Great white sharks identify a location from which to strike, and then search the surrounding killing zone for their next victim. Scientists observing hundreds of great white attacks on fur seals off South Africa have discovered that sharks use a premeditated hunting strategy
The researchers observed 340 attacks by great whites on fur seals within 2km of Seal Island, in False Bay, South Africa. After each attack, the scientists recorded the precise geographical location and the depth of the water, as well as whether the attack was successful or not.
By applying these analytical techniques used by law enforcement in geographical profiling of criminal acts, including those by terrorists and serial killers., the researchers established that great white sharks also follow a similar hunting strategy.

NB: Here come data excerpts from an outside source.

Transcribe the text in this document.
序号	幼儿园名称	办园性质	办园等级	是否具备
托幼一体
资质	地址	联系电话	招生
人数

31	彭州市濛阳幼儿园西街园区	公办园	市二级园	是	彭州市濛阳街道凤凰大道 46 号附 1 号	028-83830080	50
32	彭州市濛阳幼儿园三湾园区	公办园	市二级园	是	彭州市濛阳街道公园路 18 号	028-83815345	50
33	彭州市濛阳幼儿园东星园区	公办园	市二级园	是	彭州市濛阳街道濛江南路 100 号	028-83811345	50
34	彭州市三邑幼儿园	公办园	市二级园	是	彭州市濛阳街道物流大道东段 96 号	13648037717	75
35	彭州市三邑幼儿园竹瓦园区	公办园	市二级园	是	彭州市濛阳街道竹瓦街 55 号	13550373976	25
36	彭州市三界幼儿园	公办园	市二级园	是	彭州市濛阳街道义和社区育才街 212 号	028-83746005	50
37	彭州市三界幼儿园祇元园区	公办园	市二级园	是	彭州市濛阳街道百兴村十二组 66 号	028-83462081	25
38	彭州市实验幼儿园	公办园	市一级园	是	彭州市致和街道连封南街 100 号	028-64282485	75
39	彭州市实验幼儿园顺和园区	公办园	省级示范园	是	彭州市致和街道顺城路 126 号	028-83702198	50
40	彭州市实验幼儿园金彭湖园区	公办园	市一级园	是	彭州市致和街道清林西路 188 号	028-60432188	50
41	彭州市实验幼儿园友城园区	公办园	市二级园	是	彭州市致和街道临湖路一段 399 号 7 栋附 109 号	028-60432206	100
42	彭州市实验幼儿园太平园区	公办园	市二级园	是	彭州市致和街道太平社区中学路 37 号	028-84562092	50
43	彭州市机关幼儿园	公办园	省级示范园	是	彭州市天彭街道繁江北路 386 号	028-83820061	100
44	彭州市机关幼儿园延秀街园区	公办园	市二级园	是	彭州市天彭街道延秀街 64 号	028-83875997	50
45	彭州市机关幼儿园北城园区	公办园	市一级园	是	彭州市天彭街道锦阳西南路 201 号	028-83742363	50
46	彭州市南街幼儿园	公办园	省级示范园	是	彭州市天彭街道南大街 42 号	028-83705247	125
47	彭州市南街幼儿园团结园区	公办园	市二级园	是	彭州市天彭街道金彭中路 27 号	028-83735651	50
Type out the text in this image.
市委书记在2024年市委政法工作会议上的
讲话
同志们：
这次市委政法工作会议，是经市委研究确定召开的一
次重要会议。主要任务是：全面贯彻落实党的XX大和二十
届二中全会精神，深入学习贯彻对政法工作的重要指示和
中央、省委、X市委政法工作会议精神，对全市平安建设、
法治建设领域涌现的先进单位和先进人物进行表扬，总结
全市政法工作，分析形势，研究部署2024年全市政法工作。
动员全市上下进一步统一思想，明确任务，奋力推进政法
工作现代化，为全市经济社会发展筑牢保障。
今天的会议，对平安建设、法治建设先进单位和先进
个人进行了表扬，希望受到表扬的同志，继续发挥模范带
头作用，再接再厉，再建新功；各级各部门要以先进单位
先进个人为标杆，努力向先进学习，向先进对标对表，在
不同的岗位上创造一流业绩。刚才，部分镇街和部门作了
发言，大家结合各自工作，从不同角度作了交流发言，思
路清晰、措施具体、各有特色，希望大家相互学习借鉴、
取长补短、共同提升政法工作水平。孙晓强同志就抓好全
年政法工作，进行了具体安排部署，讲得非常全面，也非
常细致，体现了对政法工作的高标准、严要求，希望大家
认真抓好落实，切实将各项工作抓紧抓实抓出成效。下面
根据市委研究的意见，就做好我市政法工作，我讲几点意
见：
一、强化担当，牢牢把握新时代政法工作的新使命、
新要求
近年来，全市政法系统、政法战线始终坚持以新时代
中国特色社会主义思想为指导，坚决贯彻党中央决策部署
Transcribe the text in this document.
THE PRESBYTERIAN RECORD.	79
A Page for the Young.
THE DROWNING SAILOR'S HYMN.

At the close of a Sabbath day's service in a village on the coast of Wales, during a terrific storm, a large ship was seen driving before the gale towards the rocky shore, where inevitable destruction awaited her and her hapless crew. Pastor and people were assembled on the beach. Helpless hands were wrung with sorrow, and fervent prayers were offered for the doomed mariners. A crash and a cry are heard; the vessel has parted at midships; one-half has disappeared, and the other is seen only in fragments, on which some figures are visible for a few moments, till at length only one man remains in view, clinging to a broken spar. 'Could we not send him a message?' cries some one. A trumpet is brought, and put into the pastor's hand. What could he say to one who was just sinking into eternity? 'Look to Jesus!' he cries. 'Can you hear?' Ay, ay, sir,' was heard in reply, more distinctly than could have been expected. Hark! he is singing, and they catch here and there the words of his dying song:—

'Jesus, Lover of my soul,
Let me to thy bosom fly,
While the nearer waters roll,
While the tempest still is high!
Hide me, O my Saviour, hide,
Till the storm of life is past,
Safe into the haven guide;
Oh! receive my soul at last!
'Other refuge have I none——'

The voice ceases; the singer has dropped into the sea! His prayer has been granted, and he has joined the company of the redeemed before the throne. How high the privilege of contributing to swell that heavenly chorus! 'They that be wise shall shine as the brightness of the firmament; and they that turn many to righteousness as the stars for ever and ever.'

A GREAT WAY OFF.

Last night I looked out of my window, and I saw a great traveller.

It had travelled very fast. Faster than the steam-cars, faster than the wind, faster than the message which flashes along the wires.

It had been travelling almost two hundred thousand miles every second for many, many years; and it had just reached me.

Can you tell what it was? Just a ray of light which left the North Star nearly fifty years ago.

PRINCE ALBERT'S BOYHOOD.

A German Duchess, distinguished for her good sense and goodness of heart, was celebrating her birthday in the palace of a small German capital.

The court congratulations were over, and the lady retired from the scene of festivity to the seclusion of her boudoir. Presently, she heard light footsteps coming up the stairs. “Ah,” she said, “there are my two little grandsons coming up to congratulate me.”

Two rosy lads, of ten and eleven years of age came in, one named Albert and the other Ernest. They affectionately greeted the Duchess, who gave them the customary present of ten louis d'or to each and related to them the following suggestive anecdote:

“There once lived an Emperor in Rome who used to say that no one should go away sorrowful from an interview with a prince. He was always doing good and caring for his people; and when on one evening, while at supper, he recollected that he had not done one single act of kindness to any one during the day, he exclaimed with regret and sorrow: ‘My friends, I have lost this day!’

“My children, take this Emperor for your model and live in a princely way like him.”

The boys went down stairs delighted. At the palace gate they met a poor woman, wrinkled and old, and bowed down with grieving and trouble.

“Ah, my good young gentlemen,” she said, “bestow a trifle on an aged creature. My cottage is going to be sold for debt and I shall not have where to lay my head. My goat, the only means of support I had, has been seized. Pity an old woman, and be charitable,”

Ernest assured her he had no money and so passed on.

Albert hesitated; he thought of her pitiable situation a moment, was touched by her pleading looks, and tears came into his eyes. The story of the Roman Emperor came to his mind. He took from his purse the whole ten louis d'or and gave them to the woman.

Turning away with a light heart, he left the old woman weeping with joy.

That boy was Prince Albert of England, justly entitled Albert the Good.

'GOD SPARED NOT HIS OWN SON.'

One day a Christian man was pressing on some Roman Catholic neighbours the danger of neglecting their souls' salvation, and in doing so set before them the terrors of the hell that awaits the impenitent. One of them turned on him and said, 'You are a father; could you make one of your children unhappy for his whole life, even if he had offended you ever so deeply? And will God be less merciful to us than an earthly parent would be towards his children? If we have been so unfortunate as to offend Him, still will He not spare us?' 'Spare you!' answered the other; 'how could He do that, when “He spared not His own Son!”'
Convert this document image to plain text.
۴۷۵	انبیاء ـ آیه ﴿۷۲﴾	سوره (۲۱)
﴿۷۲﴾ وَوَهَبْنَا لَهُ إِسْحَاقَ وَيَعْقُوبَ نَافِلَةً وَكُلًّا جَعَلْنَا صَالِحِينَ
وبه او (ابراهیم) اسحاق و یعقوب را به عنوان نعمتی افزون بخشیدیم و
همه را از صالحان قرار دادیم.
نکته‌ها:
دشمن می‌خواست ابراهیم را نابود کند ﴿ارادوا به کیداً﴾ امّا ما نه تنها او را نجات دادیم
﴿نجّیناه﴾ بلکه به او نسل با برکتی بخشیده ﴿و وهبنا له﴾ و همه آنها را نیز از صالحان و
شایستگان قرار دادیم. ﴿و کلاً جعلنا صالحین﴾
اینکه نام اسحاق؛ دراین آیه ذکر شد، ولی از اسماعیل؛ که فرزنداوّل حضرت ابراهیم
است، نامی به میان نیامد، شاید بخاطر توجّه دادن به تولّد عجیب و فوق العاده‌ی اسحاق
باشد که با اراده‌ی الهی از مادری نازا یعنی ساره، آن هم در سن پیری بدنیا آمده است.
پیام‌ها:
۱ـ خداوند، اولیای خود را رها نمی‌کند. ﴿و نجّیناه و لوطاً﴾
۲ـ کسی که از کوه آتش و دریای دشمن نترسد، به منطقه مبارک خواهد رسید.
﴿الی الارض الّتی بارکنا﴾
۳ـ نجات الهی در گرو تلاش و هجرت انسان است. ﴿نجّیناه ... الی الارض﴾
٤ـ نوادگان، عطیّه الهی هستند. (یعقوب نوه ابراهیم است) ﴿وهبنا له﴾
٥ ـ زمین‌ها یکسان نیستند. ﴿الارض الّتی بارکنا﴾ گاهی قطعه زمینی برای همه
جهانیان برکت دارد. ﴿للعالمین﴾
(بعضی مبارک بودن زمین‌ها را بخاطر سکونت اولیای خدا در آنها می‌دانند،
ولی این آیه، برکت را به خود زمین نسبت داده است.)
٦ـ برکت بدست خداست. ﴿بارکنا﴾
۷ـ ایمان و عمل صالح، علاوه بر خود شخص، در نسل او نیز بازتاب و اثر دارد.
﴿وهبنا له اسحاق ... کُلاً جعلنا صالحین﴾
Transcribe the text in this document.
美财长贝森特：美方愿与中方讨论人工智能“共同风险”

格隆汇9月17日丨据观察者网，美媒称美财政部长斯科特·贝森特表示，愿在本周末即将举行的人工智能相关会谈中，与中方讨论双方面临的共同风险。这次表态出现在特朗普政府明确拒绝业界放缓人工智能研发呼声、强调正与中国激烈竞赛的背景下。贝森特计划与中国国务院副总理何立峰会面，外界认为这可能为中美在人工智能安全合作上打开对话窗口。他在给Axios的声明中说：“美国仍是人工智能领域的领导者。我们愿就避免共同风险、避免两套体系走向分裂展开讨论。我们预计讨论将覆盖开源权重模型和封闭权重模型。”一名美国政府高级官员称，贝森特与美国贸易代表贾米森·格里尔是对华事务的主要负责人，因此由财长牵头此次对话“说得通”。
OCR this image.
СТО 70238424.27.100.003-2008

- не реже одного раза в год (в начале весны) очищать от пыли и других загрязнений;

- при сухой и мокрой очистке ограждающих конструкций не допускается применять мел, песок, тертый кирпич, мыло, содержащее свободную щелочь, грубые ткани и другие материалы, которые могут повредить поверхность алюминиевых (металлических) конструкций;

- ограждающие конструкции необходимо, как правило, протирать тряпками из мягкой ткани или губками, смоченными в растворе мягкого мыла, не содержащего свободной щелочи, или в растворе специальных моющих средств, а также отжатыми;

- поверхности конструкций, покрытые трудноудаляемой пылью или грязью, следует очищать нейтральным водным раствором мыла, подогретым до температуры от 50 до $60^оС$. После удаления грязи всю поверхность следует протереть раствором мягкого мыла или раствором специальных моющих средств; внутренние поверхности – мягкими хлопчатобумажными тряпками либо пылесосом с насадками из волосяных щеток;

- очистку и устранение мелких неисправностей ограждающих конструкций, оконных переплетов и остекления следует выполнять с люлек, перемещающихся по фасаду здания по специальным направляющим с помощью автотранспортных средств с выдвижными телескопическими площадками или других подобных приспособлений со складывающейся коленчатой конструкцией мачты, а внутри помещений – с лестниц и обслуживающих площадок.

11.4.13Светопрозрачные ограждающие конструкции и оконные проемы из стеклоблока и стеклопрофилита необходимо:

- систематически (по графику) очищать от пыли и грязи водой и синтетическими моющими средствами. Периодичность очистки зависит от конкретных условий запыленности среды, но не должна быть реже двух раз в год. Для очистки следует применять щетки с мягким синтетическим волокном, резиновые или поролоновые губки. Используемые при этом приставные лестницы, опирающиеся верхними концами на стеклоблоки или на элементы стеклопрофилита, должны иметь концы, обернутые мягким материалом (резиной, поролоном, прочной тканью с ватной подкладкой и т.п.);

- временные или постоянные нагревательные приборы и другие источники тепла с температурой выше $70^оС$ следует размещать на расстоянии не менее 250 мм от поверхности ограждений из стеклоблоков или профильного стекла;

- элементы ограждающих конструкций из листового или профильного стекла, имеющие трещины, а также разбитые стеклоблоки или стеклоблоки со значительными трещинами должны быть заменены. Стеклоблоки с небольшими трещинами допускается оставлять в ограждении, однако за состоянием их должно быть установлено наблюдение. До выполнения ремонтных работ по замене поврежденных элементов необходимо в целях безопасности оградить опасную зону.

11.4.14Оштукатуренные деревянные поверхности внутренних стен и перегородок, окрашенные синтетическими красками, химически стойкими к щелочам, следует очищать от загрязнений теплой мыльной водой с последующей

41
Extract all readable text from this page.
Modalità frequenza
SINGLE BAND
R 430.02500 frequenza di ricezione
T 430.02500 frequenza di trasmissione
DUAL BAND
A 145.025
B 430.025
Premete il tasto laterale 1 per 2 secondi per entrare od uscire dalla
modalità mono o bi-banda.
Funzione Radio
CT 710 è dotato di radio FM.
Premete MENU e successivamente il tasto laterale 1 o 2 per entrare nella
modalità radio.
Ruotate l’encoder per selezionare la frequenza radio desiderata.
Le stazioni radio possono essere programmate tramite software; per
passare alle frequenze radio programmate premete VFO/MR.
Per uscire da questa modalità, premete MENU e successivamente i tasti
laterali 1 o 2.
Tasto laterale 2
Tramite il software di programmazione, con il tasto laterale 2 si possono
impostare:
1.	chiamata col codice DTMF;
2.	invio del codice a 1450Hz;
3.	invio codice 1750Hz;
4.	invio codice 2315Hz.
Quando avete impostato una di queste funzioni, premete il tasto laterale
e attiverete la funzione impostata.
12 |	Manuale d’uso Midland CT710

The largest most dominant sharks would regularly pick a particular anchor point, and search for their next victim close to this location. Most large sharks regularly returned to a spot some 100m due south of the main place where seals came ashore on to the island.
The anchor point did not itself provide the shark with the best chance of intercepting a seal. But the location did provide an optimal balance between detecting prey and capturing it.
Smaller sharks seem to avoid competition with larger ones by widening their search strategy. But they also tend to be less successful, suggesting that great white sharks learn through experience which are the best hunting sites.
"White sharks, like other predators, may refine their search patterns with experience," the researchers write in the Journal of Zoology, published by the Zoological Society of London.